When you fit a classification model in JMP, the probability cutoff for classification is 0.50. In this video, we see how to change the cutoff for classification using a formula column in the data table.
To apply a different cutoff, you can save the probability formula to the data table and then create a conditional formula column to specify the new cutoff.
Let's see how to change the cutoff for classification using the Impurity data. To make the model classify more observations as Fail, we change the cutoff for classification as Fail to 0.10.
But note that this is an arbitrary value. The cutoff value you use should be based on the context of the problem you're working on, the data structure, and other considerations.
We start by fitting a predictive model.
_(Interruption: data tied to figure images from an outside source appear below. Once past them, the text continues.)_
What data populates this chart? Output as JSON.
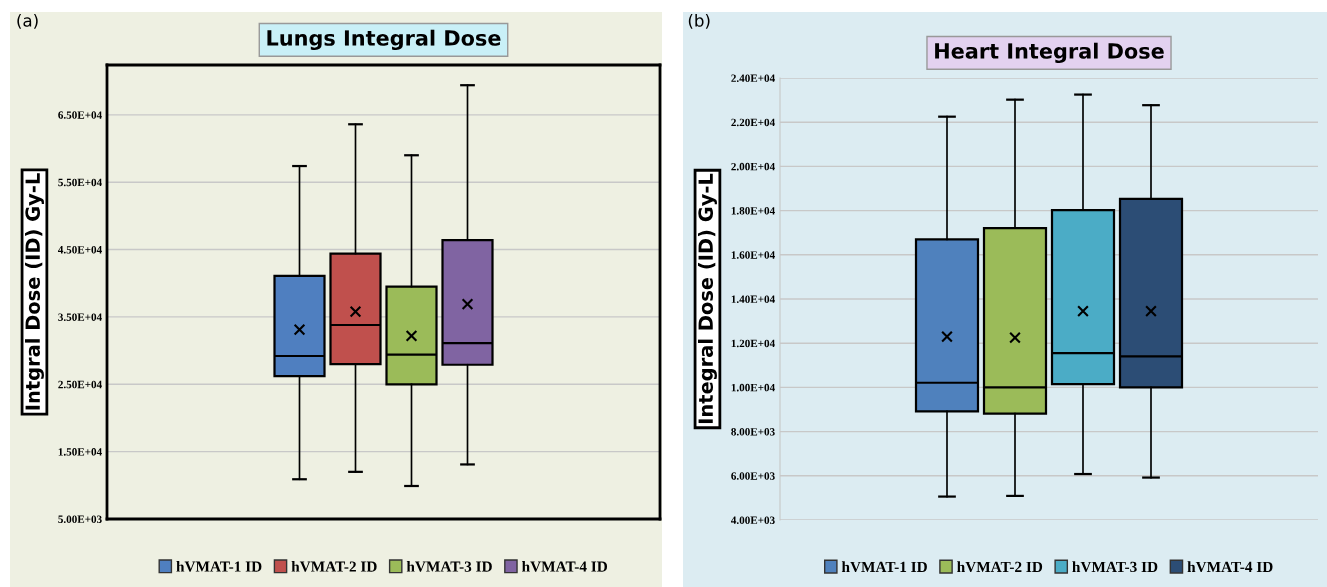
{
  "chart_data": [
    {
      "type": "box",
      "title": "Lungs Integral Dose",
      "ylabel": "Intgral Dose (ID) Gy-L",
      "annotations": [
        "(a)"
      ],
      "categories": [
        null
      ],
      "ylim": [
        5000,
        72400
      ],
      "yticks": [
        {
          "value": 5000,
          "label": "5.00E+03"
        },
        {
          "value": 15000,
          "label": "1.50E+04"
        },
        {
          "value": 25000,
          "label": "2.50E+04"
        },
        {
          "value": 35000,
          "label": "3.50E+04"
        },
        {
          "value": 45000,
          "label": "4.50E+04"
        },
        {
          "value": 55000,
          "label": "5.50E+04"
        },
        {
          "value": 65000,
          "label": "6.50E+04"
        }
      ],
      "grid": "y",
      "legend": "bottom",
      "series": [
        {
          "name": "hVMAT-1 ID",
          "color": "#4f7fc0",
          "boxes": [
            {
              "low": 10900,
              "q1": 26200,
              "median": 29200,
              "q3": 41100,
              "high": 57400,
              "mean": 33100
            }
          ]
        },
        {
          "name": "hVMAT-2 ID",
          "color": "#c0504d",
          "boxes": [
            {
              "low": 12000,
              "q1": 28000,
              "median": 33800,
              "q3": 44400,
              "high": 63600,
              "mean": 35800
            }
          ]
        },
        {
          "name": "hVMAT-3 ID",
          "color": "#9bbb59",
          "boxes": [
            {
              "low": 9900,
              "q1": 25000,
              "median": 29400,
              "q3": 39500,
              "high": 59000,
              "mean": 32200
            }
          ]
        },
        {
          "name": "hVMAT-4 ID",
          "color": "#8064a2",
          "boxes": [
            {
              "low": 13100,
              "q1": 27900,
              "median": 31100,
              "q3": 46400,
              "high": 69400,
              "mean": 36900
            }
          ]
        }
      ]
    },
    {
      "type": "box",
      "title": "Heart Integral Dose",
      "ylabel": "Integral Dose (ID) Gy-L",
      "annotations": [
        "(b)"
      ],
      "categories": [
        null
      ],
      "ylim": [
        4000,
        24000
      ],
      "yticks": [
        {
          "value": 4000,
          "label": "4.00E+03"
        },
        {
          "value": 6000,
          "label": "6.00E+03"
        },
        {
          "value": 8000,
          "label": "8.00E+03"
        },
        {
          "value": 10000,
          "label": "1.00E+04"
        },
        {
          "value": 12000,
          "label": "1.20E+04"
        },
        {
          "value": 14000,
          "label": "1.40E+04"
        },
        {
          "value": 16000,
          "label": "1.60E+04"
        },
        {
          "value": 18000,
          "label": "1.80E+04"
        },
        {
          "value": 20000,
          "label": "2.00E+04"
        },
        {
          "value": 22000,
          "label": "2.20E+04"
        },
        {
          "value": 24000,
          "label": "2.40E+04"
        }
      ],
      "grid": "y",
      "legend": "bottom",
      "series": [
        {
          "name": "hVMAT-1 ID",
          "color": "#4f81bd",
          "boxes": [
            {
              "low": 5060,
              "q1": 8920,
              "median": 10210,
              "q3": 16700,
              "high": 22250,
              "mean": 12300
            }
          ]
        },
        {
          "name": "hVMAT-2 ID",
          "color": "#9bbb59",
          "boxes": [
            {
              "low": 5090,
              "q1": 8810,
              "median": 10000,
              "q3": 17210,
              "high": 23020,
              "mean": 12250
            }
          ]
        },
        {
          "name": "hVMAT-3 ID",
          "color": "#4bacc6",
          "boxes": [
            {
              "low": 6080,
              "q1": 10150,
              "median": 11550,
              "q3": 18020,
              "high": 23250,
              "mean": 13450
            }
          ]
        },
        {
          "name": "hVMAT-4 ID",
          "color": "#2c4d75",
          "boxes": [
            {
              "low": 5920,
              "q1": 10000,
              "median": 11400,
              "q3": 18530,
              "high": 22770,
              "mean": 13450
            }
          ]
        }
      ]
    }
  ]
}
We fit a logistic regression model, and then select Save Probability Formula from the top red triangle to save the logistic model to the data table.
This adds four new columns to the data table: the Logit (which is the logistic model), the predicted probability of Fail and Pass, and the most likely outcome based on the cutoff of 0.50.
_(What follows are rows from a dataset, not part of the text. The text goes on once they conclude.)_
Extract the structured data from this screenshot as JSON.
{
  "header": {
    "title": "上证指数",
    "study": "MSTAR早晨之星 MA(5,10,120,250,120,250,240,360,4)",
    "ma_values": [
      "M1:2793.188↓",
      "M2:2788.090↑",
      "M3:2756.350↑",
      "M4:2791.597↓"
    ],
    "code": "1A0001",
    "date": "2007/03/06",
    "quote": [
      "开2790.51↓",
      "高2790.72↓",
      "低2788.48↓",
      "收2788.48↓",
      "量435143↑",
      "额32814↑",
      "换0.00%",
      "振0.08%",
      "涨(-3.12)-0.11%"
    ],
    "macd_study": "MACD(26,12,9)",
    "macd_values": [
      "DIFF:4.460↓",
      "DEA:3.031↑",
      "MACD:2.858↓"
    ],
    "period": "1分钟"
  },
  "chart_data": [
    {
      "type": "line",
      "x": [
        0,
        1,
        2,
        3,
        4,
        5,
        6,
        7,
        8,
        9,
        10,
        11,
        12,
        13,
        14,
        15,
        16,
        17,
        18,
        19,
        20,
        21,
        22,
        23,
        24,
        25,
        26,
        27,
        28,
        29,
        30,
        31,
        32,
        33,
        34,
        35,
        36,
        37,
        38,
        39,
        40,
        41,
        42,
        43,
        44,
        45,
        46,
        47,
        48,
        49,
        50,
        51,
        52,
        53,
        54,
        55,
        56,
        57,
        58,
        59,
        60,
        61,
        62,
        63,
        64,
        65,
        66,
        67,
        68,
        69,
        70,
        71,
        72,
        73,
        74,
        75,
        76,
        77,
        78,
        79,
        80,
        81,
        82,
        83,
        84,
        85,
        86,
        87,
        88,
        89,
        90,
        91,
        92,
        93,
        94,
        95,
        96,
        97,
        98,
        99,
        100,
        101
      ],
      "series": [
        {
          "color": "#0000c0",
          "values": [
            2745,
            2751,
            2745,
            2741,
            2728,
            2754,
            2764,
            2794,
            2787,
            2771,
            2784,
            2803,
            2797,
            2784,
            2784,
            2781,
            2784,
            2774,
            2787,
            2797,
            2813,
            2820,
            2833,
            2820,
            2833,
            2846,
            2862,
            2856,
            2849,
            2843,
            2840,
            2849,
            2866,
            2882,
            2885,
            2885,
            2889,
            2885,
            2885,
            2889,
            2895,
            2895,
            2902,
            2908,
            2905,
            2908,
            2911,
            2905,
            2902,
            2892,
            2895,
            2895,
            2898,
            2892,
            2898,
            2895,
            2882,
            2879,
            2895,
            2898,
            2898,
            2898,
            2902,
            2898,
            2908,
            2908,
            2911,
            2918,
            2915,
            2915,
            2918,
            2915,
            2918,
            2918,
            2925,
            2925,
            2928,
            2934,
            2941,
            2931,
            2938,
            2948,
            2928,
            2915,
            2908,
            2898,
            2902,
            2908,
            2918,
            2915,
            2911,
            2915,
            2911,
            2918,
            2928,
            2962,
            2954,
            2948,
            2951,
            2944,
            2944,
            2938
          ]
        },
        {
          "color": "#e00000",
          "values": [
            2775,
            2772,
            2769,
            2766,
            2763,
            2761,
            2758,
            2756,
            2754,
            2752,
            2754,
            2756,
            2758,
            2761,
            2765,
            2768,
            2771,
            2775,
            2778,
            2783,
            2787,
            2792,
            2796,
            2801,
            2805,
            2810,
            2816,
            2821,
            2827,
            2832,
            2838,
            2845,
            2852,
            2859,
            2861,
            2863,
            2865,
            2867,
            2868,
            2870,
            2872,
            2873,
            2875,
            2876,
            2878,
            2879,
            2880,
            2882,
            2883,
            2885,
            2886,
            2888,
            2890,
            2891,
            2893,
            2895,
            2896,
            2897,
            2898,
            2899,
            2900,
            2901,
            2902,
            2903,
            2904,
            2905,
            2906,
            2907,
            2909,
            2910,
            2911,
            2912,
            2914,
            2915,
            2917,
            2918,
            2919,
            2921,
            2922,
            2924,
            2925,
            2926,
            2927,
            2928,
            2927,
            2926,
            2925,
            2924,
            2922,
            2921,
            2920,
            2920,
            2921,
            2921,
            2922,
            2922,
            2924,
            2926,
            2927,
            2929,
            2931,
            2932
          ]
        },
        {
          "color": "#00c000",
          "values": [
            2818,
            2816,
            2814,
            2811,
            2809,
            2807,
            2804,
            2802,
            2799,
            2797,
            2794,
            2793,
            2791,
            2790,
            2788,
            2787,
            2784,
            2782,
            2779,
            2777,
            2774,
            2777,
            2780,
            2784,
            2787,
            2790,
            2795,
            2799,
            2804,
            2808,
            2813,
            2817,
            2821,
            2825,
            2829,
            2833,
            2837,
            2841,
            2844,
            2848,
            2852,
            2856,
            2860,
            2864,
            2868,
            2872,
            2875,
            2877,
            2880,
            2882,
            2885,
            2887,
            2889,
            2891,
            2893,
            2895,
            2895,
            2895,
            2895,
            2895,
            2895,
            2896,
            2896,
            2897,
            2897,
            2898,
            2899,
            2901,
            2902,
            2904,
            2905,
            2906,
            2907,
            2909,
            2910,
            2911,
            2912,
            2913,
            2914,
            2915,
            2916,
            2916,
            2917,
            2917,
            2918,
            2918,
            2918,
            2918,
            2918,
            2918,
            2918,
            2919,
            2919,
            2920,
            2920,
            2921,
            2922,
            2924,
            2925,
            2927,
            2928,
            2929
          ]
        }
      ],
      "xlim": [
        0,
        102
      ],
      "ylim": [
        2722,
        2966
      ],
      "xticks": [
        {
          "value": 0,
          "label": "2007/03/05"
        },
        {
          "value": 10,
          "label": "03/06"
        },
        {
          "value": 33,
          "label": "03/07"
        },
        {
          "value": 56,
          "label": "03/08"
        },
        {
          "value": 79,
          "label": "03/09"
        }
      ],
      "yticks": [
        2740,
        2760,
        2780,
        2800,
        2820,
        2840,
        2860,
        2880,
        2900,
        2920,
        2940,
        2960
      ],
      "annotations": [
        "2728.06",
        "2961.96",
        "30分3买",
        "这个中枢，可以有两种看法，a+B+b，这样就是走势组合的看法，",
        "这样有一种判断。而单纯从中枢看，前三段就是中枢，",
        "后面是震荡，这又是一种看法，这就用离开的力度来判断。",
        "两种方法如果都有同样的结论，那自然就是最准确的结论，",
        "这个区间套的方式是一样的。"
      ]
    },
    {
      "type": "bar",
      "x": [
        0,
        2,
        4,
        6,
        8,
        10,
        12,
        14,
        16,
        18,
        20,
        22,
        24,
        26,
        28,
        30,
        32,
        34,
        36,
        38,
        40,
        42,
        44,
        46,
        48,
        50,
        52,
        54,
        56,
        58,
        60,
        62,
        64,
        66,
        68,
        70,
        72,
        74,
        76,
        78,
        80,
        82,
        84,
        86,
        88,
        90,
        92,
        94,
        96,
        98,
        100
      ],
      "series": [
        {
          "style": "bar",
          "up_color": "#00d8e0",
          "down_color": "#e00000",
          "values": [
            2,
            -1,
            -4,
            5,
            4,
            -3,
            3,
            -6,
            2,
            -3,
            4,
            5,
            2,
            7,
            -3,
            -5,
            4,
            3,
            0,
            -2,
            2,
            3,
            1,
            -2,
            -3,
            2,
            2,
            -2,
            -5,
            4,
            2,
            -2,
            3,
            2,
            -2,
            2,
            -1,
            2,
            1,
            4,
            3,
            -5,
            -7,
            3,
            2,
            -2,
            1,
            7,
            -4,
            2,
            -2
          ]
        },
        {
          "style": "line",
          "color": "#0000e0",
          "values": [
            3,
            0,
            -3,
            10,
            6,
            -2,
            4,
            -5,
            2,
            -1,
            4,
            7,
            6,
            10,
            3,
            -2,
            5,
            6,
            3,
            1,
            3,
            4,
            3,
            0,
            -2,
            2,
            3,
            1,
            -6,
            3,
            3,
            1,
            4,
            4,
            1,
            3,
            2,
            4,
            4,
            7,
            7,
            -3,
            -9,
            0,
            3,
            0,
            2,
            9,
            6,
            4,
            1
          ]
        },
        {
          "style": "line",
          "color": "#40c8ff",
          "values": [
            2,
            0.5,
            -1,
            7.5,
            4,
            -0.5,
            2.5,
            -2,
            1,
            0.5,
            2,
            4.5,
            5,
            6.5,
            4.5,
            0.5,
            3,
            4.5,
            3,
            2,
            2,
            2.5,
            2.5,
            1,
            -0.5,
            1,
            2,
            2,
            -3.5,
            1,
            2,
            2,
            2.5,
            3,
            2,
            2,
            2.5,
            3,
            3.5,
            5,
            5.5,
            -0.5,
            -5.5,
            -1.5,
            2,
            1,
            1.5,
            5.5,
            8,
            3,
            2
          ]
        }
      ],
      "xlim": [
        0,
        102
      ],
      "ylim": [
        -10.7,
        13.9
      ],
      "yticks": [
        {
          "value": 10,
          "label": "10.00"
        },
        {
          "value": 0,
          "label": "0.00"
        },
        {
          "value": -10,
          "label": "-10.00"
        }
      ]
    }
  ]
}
The two probability columns are grouped in the column list.
We add a new column, and name this column [Cutoff Prob Fail = 0.10]. Then we right-click and select Formula to enter the Formula Editor.
Here are the steps to create the formula we need:
From the function list, select Conditional, and then If, to create an IF statement.
With the expr box highlighted, select the Prob[Fail] column.
Then, from the function list, select Comparison, and then a <= b, and enter 0.10 in the box provided.
In the first ELSE clause, type "Pass".
In the second ELSE clause, type "Fail".
This formula classifies observations with a predicted probability of Fail greater than 0.10 as a fail, and any observation with a predicted probability of Fail less than or equal to 0.10 as a pass.
Let's compare the classifications using these two cutoff values. The predicted probability of Fail for the observation in the sixth row is 0.12. This was originally classified as a pass.
By changing the cutoff to 0.10, more observations will be classified as fails. The model is more sensitive to detecting failures. But there is a tradeoff. The model will also incorrectly classify more passes as fails.